I think there really should be another mode in Rename, Move & Copy, which is just a plain ol' Directory Rename (irrespective of MC's imported items). Users are asked too much to simply rename directories.
I've thought about this often before. I
certainly wouldn't be opposed to this if implemented well, though I wonder what that UI would look like. Are you thinking a version of the existing Find and Replace style mode?
Because otherwise, I don't know how it would work. The idea seems to assume that the user would only pick files that are already "nicely segregated" before using this mode (already in a folder where everything is going to the same destination), but that's not how Rename, Move, and Copy works. I regularly select my entire M:\Incoming\ folder, and
everything it contains (subject to some filters, usually) and apply it all at once to 300-600 files. I tag, tag, tag, tag, tag (sometimes for days at a time) and then do Control-A and do big sets of batch moves all at once.
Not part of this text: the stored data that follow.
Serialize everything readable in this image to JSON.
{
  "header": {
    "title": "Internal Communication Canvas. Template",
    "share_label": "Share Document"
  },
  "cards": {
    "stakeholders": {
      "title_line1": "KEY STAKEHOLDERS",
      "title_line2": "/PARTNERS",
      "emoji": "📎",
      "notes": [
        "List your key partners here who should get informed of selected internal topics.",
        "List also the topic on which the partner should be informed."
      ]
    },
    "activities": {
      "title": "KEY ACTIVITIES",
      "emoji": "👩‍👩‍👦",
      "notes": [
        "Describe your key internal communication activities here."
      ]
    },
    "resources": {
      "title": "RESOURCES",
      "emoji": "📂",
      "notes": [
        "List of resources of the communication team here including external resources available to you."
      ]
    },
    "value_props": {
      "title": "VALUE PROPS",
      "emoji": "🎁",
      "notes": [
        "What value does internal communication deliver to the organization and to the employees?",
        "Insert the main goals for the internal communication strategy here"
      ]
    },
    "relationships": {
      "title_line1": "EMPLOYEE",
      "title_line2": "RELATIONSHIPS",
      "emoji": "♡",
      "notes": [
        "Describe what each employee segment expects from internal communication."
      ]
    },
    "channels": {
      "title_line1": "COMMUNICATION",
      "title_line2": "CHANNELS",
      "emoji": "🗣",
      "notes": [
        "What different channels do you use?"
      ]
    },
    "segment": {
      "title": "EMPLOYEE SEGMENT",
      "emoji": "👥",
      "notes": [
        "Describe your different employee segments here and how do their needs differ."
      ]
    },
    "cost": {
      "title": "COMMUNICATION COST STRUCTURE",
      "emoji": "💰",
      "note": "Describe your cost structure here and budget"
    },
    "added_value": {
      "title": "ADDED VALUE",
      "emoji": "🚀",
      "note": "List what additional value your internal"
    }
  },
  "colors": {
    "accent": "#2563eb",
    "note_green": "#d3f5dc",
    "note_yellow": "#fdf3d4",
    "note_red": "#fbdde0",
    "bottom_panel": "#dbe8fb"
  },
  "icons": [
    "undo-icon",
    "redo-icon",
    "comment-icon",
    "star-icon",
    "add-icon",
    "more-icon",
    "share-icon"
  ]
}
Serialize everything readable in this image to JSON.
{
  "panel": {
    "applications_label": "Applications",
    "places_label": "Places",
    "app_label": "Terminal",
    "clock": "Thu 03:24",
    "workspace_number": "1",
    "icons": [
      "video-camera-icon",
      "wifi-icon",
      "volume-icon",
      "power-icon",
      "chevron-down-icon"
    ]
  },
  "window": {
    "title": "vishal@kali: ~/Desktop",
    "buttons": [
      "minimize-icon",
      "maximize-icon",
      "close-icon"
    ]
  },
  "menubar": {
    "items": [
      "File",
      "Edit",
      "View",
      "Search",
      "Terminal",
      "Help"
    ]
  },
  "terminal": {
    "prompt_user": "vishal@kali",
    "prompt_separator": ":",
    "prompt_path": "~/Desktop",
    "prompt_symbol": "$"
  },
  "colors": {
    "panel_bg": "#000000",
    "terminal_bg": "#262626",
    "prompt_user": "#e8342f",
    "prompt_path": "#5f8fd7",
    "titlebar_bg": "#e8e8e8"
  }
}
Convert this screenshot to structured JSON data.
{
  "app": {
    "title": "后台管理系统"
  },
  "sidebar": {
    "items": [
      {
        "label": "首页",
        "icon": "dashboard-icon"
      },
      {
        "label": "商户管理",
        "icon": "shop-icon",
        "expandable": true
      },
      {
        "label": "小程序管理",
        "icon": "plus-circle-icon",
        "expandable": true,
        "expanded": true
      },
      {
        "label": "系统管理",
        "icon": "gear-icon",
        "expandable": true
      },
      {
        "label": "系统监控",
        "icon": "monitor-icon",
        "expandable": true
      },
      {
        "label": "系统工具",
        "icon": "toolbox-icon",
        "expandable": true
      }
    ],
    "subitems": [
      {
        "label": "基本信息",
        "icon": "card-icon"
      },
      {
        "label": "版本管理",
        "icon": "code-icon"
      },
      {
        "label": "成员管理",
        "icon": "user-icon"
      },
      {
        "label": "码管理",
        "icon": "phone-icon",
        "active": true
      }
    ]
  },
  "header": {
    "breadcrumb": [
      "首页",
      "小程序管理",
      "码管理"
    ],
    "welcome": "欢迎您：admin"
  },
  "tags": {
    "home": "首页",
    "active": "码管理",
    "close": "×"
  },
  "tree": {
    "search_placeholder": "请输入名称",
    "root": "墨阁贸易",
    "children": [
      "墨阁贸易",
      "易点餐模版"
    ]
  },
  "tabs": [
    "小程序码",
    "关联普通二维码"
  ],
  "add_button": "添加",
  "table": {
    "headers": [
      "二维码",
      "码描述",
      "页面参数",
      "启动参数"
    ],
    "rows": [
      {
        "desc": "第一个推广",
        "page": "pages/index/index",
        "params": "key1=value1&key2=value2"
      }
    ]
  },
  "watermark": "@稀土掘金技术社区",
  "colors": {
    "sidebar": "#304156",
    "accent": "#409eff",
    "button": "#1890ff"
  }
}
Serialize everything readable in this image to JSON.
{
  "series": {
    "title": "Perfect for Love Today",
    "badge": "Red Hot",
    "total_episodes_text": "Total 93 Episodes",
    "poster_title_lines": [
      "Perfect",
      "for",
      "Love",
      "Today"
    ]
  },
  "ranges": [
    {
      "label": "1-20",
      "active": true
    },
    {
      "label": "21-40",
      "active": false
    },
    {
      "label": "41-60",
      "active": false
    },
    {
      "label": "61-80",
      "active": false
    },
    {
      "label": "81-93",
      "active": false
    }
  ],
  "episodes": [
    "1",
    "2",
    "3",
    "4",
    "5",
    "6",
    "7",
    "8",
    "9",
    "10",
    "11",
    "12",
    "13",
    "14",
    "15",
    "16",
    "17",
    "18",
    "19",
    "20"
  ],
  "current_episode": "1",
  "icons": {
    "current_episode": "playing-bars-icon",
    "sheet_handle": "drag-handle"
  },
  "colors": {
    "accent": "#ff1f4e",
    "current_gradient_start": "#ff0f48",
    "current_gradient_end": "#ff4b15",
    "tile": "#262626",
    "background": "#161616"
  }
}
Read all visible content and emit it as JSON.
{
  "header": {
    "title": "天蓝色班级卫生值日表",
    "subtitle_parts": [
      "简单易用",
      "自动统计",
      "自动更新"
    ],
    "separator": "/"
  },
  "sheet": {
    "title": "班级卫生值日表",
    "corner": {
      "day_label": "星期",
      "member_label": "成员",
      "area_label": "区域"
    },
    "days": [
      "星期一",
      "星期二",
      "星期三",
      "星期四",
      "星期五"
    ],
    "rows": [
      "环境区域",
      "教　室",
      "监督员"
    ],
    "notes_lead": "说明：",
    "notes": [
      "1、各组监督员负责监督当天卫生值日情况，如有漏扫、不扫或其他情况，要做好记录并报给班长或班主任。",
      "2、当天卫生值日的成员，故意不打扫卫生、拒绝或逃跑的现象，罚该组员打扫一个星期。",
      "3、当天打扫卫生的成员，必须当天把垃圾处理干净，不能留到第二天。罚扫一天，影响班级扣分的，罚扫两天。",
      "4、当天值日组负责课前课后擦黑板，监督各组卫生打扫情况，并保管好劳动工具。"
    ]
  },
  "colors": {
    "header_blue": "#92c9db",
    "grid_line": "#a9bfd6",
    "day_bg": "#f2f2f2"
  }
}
But that M:\Incoming\ "junk" directory might have a whole swath of unrelated files in it that aren't in subdirectories. So, it might have "cover art" for 39 different movies, for example, right in the root of M:\Incoming\. By filename they are somewhat obviously related (often, though there are always a bunch of random .txt and .nfo files left over when I'm done with my organization, which I just delete), but how would MC know what to do in these cases? Make copies of them everywhere? Randomly move them to the first (or last) destination directory it happens to come upon?
And what about when the user selects something important, like their C:\Users\<username>\Documents\ folder, for example? Or if someone accidentally tells it to move the C:\Windows\ directory or something (because they had one lone file at C:\Windows\MySong.mp3 that snuck in to the view and they didn't notice it when they did Control-A)? I think it would need a bunch of "protective" special-cases.
Do you have a vision for how this new suggested UI would deal with stuff like that?
I ask because I think that's the reason
why it doesn't have that feature, and why (if you want to just rename directories) you have to do it in Drives and Devices where you can do less damage (and operate directly on the files and folders themselves). Solving that issue
in this tool is non-trivial.
I set up a couple views and experimented with your idea, but I am not a big fan of having all my media mixed together like that. Maybe I would get used to it over time, but I have nice maintenance views set up and grouped already that work for me.
I did forget one thing in my description (actually, probably more since I wasn't looking right at it). My sort-order for my entire Advanced\Imports "folder view" (and all sub-views) is actually [Media Type], [Filename]. That way, images and documents sort together, usually below my audio files.
Again, it might not perfectly meet your needs... I really don't have a huge amount of stuff that I keep together like that. Basically, just my audiobooks (which often have auxiliary files I want to keep together) and a handful of albums that have PDF liner notes that I want to keep. I don't even keep separate cover art files (they're embedded in the file tags) unless forced.
But, I was confused by: "I am not a big fan of having all my media mixed together like that". What does that mean? In your maintenance view, you can filter them via the Panes on the fly (that's why I add a [Media Type] and [Media Sub Type] pane), and as I said, this wouldn't be a view you'd use for browsing your media, only for tagging and maintenance work. That seems like an odd thing to say. Essentially, it reads to me like: I want it to move this stuff, based on fancy rules that could cause havoc, but I don't want to see the stuff I'm moving. Ever. That's weird. I'd never want that. Way too scary for this guy.
If you were only moving things one album at a time, then I guess it would be fine, but that's an absurdly slow way to do things, IMHO. But, to each their own I suppose.
One last thing to mention, because it is a good point. In one of MrC's linked threads, he pointed out that you don't have to segregate these administrative views under a separate "Advanced" top-level view if you don't want to do that. An equally valid method would be to make the Imports view-folder underneath Audio (or Images or Video or whatever) in your tree, and just de-select the Obey Parent Filters checkbox in the Customize View dialog on that folder-view. That way, you could have separate filtering for just those views, and still "keep it together" under the top-level Audio, Images, and Video tree locations.
I don't like that personally because it confuses my Wife when she bumbles into those "advanced views". Segregating them out of the Audio, Images, and Video top-level views allows me to keep those sections "clean" for production library browsing only, and she'll never "wander into" the Advanced top-level view. But, if you prefer it, that's certainly possible.